振付けの創作性,つまり著作物性の判断が非常に厳格に行われていますが,これは,振付けには表現の幅に制限があるからなのです。

また,著作権法では,歌詞,楽曲や振付けの創作を行った著作者のほかに,著作物を舞い,演奏し,歌うなどを行う実演家も保護されています。

ここで,ポイントなのが,実演家が保護されるためには,実演家が歌っている瑕疵や演奏している楽曲,振付けが著作物であること,つまり創作的に表現されたと認められるものでなければなりません。

例えば,歌詞や楽曲が著作物であるものの,振付けが著作物と認められない場合,実演家の歌や演奏は著作権法により保護されますが,振付けの部分は著作権法により保護されないということになるのです。

今回,経済産業省が打ち出したシステムで一つの作品に関与した複数の者に,貢献度に応じて利益を分配する分には問題ないと思います。

作詞家,作曲家,実演家が,振付けが作品に貢献しているのであれば,著作物であると否とにかかわらず,振付けを作りだしたという労力を評価して利益を分配するということがあっても全く問題ないのですから,作詞家,作曲家,実演家が納得している限り,振付師に利益を分配することに問題がありません。

他方で,作品を管理するという側面からみると,経済産業省が打ち出したシステムは大きな問題を抱えていると言わざるを得ません。

振付けを含めた作品全体を管理し,作品に関与した複数の者の著作権を侵害していると警告し,警告を受けた者が作品の使用をやめ,損害を賠償した場合,警告を受けた者は,法的に使用することが認められる振付けの使用をやめ,利益分配と同一の基準で振付師にも賠償金が配当されることになると思います。

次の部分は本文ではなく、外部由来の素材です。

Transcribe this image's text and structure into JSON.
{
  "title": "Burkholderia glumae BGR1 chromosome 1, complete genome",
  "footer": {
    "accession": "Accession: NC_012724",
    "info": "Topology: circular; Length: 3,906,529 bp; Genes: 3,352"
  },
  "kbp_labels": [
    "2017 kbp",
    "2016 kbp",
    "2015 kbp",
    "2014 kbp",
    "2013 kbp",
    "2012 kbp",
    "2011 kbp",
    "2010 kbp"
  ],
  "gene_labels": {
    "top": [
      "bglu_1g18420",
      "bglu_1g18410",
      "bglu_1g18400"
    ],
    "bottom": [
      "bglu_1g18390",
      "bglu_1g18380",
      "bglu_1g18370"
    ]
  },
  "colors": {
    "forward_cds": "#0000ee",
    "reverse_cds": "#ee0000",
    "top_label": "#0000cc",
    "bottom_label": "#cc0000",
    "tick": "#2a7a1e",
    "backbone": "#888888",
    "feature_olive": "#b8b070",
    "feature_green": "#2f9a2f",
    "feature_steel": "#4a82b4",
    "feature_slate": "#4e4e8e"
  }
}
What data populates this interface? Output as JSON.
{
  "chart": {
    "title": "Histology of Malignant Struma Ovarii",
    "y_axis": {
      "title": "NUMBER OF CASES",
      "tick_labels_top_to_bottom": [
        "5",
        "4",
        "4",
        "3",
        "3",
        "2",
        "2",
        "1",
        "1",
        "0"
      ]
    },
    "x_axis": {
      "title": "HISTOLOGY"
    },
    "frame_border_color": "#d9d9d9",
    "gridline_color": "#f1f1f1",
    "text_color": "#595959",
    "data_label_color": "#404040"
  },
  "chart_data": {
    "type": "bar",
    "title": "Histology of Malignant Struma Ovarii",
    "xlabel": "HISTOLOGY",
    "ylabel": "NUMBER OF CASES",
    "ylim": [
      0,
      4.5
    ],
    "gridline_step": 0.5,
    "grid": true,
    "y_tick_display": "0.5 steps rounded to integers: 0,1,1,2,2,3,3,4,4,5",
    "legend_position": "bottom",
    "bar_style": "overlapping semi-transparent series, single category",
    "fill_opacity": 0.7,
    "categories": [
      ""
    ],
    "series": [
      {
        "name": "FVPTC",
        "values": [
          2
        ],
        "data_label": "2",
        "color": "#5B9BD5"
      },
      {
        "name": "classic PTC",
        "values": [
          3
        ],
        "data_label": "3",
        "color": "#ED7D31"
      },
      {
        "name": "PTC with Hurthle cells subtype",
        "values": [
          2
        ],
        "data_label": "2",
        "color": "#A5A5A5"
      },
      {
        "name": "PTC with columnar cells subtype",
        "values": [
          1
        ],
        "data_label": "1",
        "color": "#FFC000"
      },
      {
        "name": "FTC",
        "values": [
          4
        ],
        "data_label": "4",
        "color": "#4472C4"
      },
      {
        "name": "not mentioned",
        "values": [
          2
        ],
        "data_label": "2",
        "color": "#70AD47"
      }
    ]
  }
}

ところが,先ほどの東京地裁が示した,振付けの著作物性の判断を基準とすると,法的には振付けを使用することに問題ない,本来であれば振付師が賠償金を得ることがないにもかかわらず,前記したとおりの結果となってしまうわけです。

経済産業業者が打ち出したシステムは,画期的で非常に有用なシステムではあると思うのですが,権利の過剰行使や不当な利得を得る危険性をはらんでいるということに留意する必要があると思います。